Survivors pulled from rubble of China quake
The first foreign rescue workers since Monday's magnitude 7.9 temblor were allowed to the scene, and helicopters dropped leaflets urging people to "unite together" and providing survival tips. Officials have said the quake's final toll could reach 50,000.
A day past what experts call the critical three-day window for finding survivors, rescuers pulled a nurse to safety who had been trapped for 96 hours in the debris of a clinic in Beichuan county, Xinhua reported.
A call from the ruins of an apartment building drew a group of volunteers, who spent more than four hours using hands and spades to rescue a middle-aged woman. Brought to the surface, she could not speak and was given to medics.

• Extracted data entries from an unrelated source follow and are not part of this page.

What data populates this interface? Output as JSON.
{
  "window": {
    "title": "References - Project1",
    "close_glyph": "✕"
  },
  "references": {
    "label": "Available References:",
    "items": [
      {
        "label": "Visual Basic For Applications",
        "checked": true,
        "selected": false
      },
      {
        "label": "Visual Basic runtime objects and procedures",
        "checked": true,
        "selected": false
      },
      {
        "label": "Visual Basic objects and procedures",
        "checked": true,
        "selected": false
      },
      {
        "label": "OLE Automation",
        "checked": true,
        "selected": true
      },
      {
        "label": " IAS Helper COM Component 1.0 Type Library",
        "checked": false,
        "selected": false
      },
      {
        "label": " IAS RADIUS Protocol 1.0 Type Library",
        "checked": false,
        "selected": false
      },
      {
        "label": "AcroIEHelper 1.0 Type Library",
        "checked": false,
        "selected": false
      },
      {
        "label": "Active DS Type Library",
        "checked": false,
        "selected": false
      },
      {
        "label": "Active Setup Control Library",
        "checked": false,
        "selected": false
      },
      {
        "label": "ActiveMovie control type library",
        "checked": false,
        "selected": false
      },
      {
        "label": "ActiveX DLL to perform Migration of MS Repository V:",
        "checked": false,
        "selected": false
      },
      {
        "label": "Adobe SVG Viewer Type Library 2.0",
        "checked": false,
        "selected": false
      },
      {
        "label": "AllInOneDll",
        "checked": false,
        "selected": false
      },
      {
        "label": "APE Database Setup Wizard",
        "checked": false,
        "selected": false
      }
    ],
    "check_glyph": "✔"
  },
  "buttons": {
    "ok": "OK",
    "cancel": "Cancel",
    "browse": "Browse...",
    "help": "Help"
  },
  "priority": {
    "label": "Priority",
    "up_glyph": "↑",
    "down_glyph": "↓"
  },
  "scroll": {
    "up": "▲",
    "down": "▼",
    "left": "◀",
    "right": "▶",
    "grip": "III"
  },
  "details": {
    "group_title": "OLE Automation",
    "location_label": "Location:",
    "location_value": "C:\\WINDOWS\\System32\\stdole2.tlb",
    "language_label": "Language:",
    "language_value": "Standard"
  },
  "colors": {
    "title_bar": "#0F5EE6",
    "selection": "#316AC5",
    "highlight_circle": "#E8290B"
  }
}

"She had the will to live," said Xu Tao, one of the volunteers, a demobilized soldier and now an office worker in the eastern city of Tangshan. "I'm just exhausted."
About 10 people were pulled free Friday. Survivors also were being found elsewhere, with a man pulled from the wreckage of a fertilizer plant near Shifang city.
The U.S. Geological Survey said the latest tremor measured magnitude 5.5, one of the strongest among dozens that have shaken the area.
Education and housing officials, meanwhile, took the rare move of fielding questions online from angry Chinese citizens over the many children who died in the quake. The official death toll had risen to about 22,069 on Friday, and another 14,000 still were buried in Sichuan.
The government said it would investigate why so many school buildings collapsed in the quake destroying about 6,900 classrooms, not including the hardest-hit counties and severely punish anyone responsible for shoddy construction.
More than 4 million apartments and homes had been damaged or destroyed in Sichuan province, according to Housing Minister Jiang Weixin. Jiang said the water supply situation was "extremely serious" in Sichuan, and not flowing at all in 20 cities and counties.
In the town of Yingxiu, helicopters dropped leaflets urging people to "unite together" and providing survival tips. Power and water remained cut off, forcing dazed, exhausted locals to hike 40 yards up a steep hill to a spring to fetch water.
On another hillside, at least 80 corpses in plastic body bags were placed into a trench dug by soldiers.